House Prices Will Fall Because They Are Over-Valued
|Saturday, 03 July 2010 07:07|
It is absolutely astounding that so many reporters at major news outlets apparently have not heard of the housing bubble. This is like people not knowing about the risk of war after the United States had been attacked at Pearl Harbor. Surely such people existed, but you would not have expected them to be writing at the New York Times.
The NYT has a lengthy article today discussing Illinois' severe budget problems in the context of the deficits hitting several large states. At one point, it tells readers:
"Should the largest struggling states — like California, New York or Illinois — lay off tens of thousands more in coming months, or default on payments, the reverberations could badly damage a weakened economy and push housing prices down still further."

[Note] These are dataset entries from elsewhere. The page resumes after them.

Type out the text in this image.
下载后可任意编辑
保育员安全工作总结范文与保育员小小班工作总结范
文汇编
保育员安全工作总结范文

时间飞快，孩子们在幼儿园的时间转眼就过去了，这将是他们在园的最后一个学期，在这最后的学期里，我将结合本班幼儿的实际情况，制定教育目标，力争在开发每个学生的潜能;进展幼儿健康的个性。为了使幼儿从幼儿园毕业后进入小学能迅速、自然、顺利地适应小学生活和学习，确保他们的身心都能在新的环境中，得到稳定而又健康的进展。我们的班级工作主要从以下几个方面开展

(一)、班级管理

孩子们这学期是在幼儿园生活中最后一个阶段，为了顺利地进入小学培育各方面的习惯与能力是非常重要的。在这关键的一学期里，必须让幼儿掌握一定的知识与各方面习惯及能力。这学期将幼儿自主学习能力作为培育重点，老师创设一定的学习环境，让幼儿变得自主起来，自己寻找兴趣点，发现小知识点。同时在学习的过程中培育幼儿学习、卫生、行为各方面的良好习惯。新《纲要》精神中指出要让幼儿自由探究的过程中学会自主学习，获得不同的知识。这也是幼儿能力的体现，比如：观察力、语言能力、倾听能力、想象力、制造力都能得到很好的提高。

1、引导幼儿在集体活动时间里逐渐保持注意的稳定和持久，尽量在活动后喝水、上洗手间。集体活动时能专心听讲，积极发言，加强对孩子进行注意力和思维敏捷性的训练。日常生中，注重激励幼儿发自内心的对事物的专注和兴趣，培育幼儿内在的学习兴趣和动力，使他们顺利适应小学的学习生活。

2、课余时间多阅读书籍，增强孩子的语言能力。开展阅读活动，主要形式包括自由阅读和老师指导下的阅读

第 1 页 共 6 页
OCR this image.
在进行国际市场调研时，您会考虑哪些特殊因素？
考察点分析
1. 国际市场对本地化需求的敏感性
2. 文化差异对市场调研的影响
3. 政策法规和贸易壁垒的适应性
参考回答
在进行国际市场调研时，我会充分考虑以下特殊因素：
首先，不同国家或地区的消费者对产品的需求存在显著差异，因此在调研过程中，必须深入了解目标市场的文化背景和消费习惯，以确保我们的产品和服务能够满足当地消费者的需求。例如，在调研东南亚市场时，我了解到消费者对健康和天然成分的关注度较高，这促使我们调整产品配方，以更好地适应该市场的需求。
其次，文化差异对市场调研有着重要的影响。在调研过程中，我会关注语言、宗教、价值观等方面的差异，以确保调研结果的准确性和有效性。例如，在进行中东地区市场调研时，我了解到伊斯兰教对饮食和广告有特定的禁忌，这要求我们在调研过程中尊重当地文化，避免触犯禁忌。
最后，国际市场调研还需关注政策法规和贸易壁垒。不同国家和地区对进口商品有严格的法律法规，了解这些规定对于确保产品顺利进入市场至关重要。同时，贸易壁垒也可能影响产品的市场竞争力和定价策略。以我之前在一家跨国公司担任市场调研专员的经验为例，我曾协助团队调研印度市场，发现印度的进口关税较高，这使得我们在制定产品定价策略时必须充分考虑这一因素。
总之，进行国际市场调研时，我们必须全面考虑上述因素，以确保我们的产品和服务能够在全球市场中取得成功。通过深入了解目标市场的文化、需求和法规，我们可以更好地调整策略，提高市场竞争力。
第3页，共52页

House prices in these states have only partially corrected from their budget-inflated levels. They remains substantially above long-term trends. In all three states there are extraordinarily high ratios of price of house prices to rents. It is virtually certain that house prices will fall further regardless of how these states deal with their budget problems. (Interestingly, California is using hundreds of millions of dollars to temporarily prop up its house prices. Presumably, it will end these subsidies once its budget crunch gets too severe.)
At this point, reporters should be familiar with the housing bubble and know something about its general dynamic. Its collapse led to the largest downturn in 70 years. This is a big deal.